Like many Eagles fans out there, I divested myself emotionally from this year’s team after the blowout loss in Baltimore on November 23rd. That doesn’t mean I stopped watching the games or following the team, but there wasn’t anything they could do that would hurt me at that point. If they had lost to Arizona on Thanksgiving night, or to the Giants a week later, I would have probably shook my head, shrugged, and forgot about it a few minutes later.
But, of course, they didn’t lose those games, and they started bringing me back. As evidence, there was the post I wrote on December 11th, assessing the chances they had of making a miracle recovery and sneaking into the playoffs. At that point, though, I stayed cautiously optimistic, keeping my guard up. The loss at Washington in Week 16 wasn’t too brutal, I was ready for it.

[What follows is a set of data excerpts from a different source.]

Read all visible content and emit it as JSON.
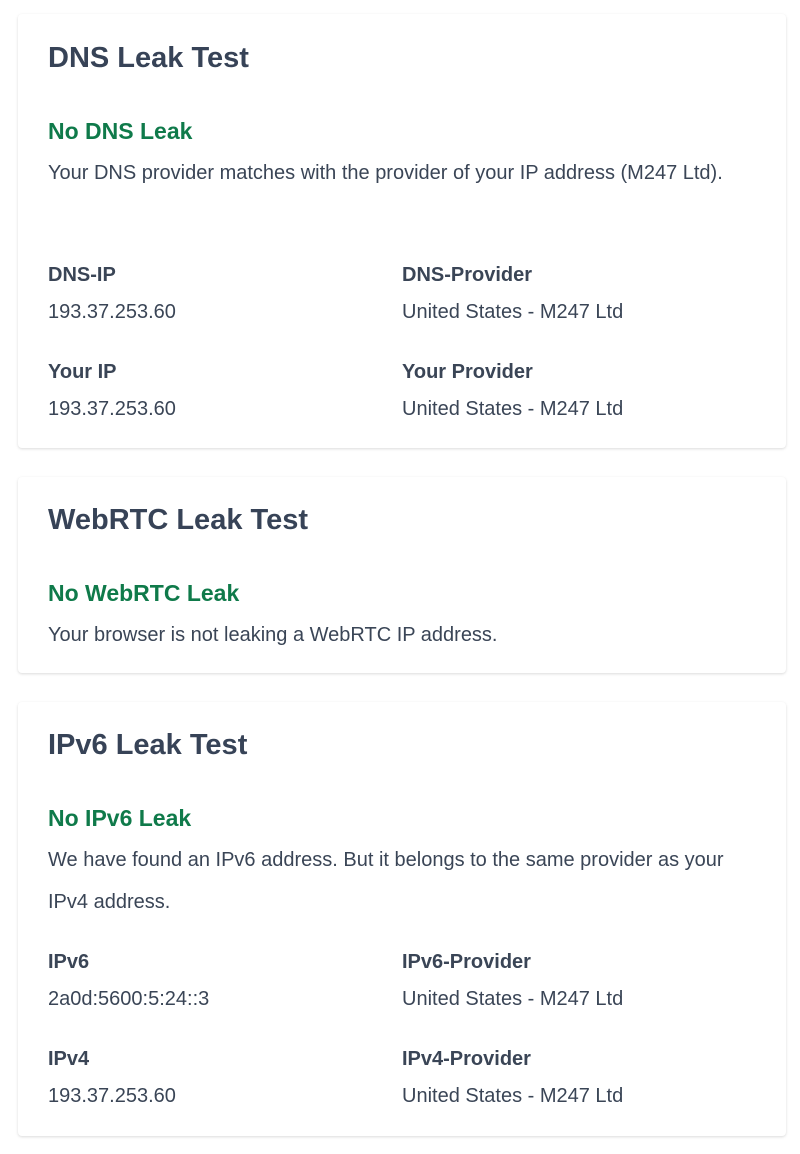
{
  "dns": {
    "title": "DNS Leak Test",
    "status": "No DNS Leak",
    "description": "Your DNS provider matches with the provider of your IP address (M247 Ltd).",
    "status_color": "#0f7a4a",
    "fields": [
      {
        "label": "DNS-IP",
        "value": "193.37.253.60"
      },
      {
        "label": "DNS-Provider",
        "value": "United States - M247 Ltd"
      },
      {
        "label": "Your IP",
        "value": "193.37.253.60"
      },
      {
        "label": "Your Provider",
        "value": "United States - M247 Ltd"
      }
    ]
  },
  "webrtc": {
    "title": "WebRTC Leak Test",
    "status": "No WebRTC Leak",
    "description": "Your browser is not leaking a WebRTC IP address."
  },
  "ipv6": {
    "title": "IPv6 Leak Test",
    "status": "No IPv6 Leak",
    "description": "We have found an IPv6 address. But it belongs to the same provider as your IPv4 address.",
    "fields": [
      {
        "label": "IPv6",
        "value": "2a0d:5600:5:24::3"
      },
      {
        "label": "IPv6-Provider",
        "value": "United States - M247 Ltd"
      },
      {
        "label": "IPv4",
        "value": "193.37.253.60"
      },
      {
        "label": "IPv4-Provider",
        "value": "United States - M247 Ltd"
      }
    ]
  }
}
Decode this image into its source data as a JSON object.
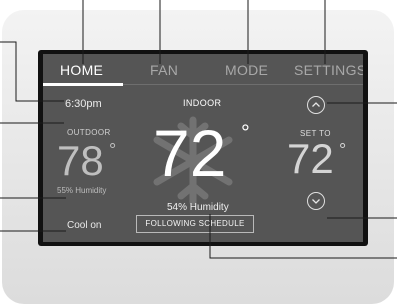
{
  "tabs": [
    {
      "label": "HOME",
      "active": true
    },
    {
      "label": "FAN",
      "active": false
    },
    {
      "label": "MODE",
      "active": false
    },
    {
      "label": "SETTINGS",
      "active": false
    }
  ],
  "time": "6:30pm",
  "indoor": {
    "label": "INDOOR",
    "temperature": "72",
    "degree_symbol": "°",
    "humidity": "54% Humidity"
  },
  "outdoor": {
    "label": "OUTDOOR",
    "temperature": "78",
    "degree_symbol": "°",
    "humidity": "55% Humidity"
  },
  "setpoint": {
    "label": "SET TO",
    "temperature": "72",
    "degree_symbol": "°"
  },
  "system_status": "Cool on",
  "schedule_button": "FOLLOWING SCHEDULE",
  "icons": {
    "background": "snowflake-icon",
    "up": "chevron-up-icon",
    "down": "chevron-down-icon"
  },
  "colors": {
    "screen": "#555555",
    "bezel": "#e6e6e6",
    "text": "#ffffff",
    "callout_line": "#1a1a1a"
  }
}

Then came the somewhat miraculous wins by Oakland and Houston this past Sunday, and by the time the game with the Cowboys got underway, I was completely back on-board. From that moment on, there was very little chance that this Eagles season wasn’t going to end in heartbreak for me, like so many before it. It could’ve come last week, it could come in Minnesota tomorrow, or at the Meadowlands next weekend. Who knows, maybe it could come in the NFC Championship? Or the Super Bowl???
Now, expecting a heartbreak (and I am, I really am) may seem like something born from pessimism. In fact, it’s just the opposite. We here at BSB like to point out that we are “believers”. We tend to see the potential in our teams, and I certainly can see a way that this Eagle team can end up in Tampa, playing for a title. (Wouldn’t there be some beautiful synergy between the Phillies defeating a team from Tampa to win it all, then the Eagles getting it done, just over 3 months later, in that same city?)
All that optimism aside, as Bry detailed the other day, for all but one team, the season ends in disappointment, if not outright devastation. It’s highly unlikely that the heartbreak of this year’s Eagles team will match those of the ’02 and ’03 NFC Championship losses to Tampa Bay and Carolina, or the Super Bowl loss to New England.
But the thing about it is, even if they do, I’m ok with that. It’s a tough thing to take at the time, but the gut-punch losses are what make us fans and attach us to these teams. As I’ve always suspected, and was confirmed on a cold night in late October, all those brutal defeats are worth it in the end. So I’ll keep my fingers crossed, hoping for the season to end in Tampa, but if it ends badly, it will still have been worth it, it will still have been fun, and I’m keeping that Phillies Championship DVD queued up and ready to go.